8 november 2011

mensen doen schitteren


In het 6de leerjaar basisonderwijs stond ik voor een grote keuze. Ik moest naar de ‘grote mensen school’, anderen noemen het het secundair onderwijs. Iedereen om me heen vroeg me welke studierichting ik zou volgen, naar welke school ik zou gaan, of ik het verschil kende tussen ASO, TSO en BSO. 
Ik had eerlijk gezegd weinig interesse in de verschillende keuzes, zolang ik maar niet te veel moest studeren. Het CLB gaf aan dat ik het ASO- niveau gemakkelijk aankon, maar iedereen zei dat ASO voor ‘strevers’ was, dus geen ASO voor mij. Zonder enig idee te hebben van wat ik later wilde worden, ben ik mij gaan inschrijven in een school. De richting zou Handel worden : dat was geen ASO en naar mijn gevoel ook niet echt TSO.
Na 2 jaar Handel volgen was mijn interesse enorm geslonken. Ik vond deze richting dan ook saai en niet bij me passen. Ondanks mijn goede prestaties koos ik voor STW. Niet zo goed wetend of deze richting me zou liggen, begon ik aan de 2de graad. Het beviel me.

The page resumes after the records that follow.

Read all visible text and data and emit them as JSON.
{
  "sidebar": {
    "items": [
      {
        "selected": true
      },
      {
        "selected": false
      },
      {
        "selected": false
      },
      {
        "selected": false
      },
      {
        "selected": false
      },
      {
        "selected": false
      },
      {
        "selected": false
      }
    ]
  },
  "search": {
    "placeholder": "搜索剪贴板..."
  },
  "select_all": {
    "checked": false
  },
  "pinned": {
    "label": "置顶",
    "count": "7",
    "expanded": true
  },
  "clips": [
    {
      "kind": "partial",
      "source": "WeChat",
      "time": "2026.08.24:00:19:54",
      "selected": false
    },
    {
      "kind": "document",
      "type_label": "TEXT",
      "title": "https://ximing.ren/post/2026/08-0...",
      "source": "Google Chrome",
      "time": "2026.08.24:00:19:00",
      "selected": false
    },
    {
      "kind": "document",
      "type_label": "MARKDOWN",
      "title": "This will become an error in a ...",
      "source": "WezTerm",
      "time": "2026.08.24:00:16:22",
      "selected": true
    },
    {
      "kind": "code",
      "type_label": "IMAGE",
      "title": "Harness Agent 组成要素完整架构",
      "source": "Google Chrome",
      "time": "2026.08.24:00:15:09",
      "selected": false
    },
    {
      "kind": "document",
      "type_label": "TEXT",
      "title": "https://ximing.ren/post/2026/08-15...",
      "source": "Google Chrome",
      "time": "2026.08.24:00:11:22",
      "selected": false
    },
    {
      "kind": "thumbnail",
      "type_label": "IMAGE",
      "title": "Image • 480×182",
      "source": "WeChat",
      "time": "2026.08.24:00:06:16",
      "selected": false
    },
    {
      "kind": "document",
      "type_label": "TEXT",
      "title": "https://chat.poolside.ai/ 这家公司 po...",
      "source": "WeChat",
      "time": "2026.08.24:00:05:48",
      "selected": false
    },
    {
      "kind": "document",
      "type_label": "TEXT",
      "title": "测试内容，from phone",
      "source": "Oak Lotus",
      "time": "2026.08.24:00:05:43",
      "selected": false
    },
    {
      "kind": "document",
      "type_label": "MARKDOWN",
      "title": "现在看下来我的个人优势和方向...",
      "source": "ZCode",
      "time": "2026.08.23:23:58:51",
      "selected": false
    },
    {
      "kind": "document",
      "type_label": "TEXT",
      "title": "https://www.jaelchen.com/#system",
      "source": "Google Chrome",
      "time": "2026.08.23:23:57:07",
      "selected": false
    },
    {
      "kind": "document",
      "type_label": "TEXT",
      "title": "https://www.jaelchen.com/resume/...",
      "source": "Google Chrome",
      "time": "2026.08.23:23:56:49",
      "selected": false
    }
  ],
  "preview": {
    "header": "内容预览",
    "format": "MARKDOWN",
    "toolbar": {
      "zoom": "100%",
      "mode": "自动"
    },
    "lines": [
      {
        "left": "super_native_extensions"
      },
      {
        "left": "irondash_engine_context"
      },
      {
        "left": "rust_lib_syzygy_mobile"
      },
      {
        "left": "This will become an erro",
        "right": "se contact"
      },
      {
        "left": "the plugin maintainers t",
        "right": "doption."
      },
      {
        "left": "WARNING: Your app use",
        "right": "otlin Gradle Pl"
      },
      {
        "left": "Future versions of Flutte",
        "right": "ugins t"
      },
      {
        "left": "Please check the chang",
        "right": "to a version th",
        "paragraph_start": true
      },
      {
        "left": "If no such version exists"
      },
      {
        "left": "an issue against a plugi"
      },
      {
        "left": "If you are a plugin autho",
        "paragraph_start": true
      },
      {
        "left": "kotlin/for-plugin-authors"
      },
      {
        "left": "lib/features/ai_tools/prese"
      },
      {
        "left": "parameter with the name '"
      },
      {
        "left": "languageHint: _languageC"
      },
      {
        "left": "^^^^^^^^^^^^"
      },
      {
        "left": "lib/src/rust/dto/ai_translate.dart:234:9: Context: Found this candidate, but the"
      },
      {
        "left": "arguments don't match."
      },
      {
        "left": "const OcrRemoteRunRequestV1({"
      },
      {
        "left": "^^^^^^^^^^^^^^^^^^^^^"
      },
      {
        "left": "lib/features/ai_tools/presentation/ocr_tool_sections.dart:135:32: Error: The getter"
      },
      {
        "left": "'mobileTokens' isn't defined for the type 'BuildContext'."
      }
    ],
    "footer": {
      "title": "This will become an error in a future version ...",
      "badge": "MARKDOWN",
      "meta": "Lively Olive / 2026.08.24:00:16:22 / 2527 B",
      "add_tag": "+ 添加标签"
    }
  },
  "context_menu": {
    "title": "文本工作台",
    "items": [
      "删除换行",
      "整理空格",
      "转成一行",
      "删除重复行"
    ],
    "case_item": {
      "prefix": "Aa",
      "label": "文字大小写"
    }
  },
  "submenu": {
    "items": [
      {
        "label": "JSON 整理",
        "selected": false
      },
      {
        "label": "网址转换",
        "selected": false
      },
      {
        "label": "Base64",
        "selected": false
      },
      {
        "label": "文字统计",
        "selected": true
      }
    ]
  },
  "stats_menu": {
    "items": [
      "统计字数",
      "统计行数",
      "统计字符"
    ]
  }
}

Een resultaat van het watervalsysteem kun je het niet echt noemen, omdat ik bewust heb gekozen voor een andere studierichting en dit niet gebeurde omwille van mijn resultaten.
In de laatste graad werd ons herhaaldelijk gevraagd wat we wilden verder studeren. Ik haalde telkens mijn schouders op. Misschien wel leerkracht of opvoeder of dan toch weer verpleegkunde; ik had geen idee.

Daarom ben ik niet meteen een grote voorstander van het huidige onderwijssysteem. Het is een goed systeem voor leerlingen die al vanaf hun 12 jaar weten wat ze willen studeren en worden, maar zo zijn er niet erg veel. Voor leerlingen zoals mezelf, die nog geen idee hebben wat ze willen studeren, wat hun sterkten en zwakten zijn, waar hun interesses liggen, pleit ik voor de hervormingen.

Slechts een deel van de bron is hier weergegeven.